The immense popularity of this collection of prayers is often ascribed to two iconic illustrations found in most copies. Early North African manuscripts included two images from Medina: the Prophet’s burial chamber and his pulpit (minbar) and prayer niche (mihrab). These highly symbolic illustrations conform to the text’s focus on the Prophet and are found near the author’s reference to the famous Prophetic hadith: “Between my grave and my pulpit is one of the gardens of Paradise.” Later manuscript copies, especially from the Ottoman Empire and eastward, include a different set of two images. On the left, the Prophet’s mosque and burial chamber have been consolidated in one illustration, while on the right is an illustration of the Ka‘ba pilgrimage site in Mecca. Thus, the exclusive focus on the Prophet gave way to lavish double-sided illustrations of both Medina and Mecca.

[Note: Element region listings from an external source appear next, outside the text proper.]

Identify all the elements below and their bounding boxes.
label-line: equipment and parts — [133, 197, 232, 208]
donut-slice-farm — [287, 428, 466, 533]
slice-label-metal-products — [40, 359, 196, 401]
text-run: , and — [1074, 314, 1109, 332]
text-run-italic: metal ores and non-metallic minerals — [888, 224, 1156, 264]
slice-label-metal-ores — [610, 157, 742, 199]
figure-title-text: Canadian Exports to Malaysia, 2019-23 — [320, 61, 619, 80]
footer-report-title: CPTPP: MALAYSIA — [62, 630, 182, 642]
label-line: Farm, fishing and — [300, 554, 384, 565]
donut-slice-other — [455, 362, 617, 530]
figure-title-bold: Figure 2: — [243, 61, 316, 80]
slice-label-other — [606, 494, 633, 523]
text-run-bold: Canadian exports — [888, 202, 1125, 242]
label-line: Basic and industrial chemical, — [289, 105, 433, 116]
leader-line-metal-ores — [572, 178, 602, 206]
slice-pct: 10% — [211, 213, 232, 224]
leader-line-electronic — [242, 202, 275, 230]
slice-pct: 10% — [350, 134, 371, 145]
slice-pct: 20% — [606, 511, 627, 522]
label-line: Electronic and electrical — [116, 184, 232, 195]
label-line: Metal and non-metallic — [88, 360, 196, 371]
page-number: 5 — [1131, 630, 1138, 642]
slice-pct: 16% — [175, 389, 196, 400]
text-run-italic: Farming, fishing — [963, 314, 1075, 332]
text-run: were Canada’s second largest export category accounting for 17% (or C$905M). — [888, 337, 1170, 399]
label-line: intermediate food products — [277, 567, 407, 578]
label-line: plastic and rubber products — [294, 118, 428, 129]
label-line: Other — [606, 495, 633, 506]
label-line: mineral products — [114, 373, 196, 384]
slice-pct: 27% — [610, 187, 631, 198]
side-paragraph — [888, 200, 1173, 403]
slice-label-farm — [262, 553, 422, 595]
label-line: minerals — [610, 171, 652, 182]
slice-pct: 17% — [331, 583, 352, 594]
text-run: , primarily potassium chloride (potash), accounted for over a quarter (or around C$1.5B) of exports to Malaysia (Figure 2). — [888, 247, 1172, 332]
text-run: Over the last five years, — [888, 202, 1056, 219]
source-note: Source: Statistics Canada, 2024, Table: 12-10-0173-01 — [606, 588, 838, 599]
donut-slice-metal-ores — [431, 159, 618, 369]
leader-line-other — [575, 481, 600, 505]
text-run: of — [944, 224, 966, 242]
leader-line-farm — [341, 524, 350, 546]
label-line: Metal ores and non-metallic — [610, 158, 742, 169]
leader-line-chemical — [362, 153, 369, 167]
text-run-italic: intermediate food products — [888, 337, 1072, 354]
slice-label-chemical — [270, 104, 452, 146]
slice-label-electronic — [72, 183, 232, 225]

These manuscripts highlight the cross-fertilization of North African Sufi prayers for the Prophet with Ottoman iconography of the sacred sites of Mecca and Medina. Following their sixteenth-century conquest of the Arabian Peninsula, the Ottoman sultans cultivated their reputation as guardians of the sacred pilgrimage sites and disseminated visual imagery of the Hajj pilgrimage sites throughout their empire. 

The double imagery of Mecca and Medina was, in addition, a powerful visual representation of the first pillar of Islam: the testament of faith in the oneness of God and Muhammad as God’s messenger. The Ka‘ba at Mecca functions as the symbol of God on earth, while the mosque in Medina is the symbol of the beloved Prophet Muhammad. Together, the images offered a potent visual icon of Islam and its sacred sites for Muslims who aspired to go on pilgrimage and for those who could only dream of it.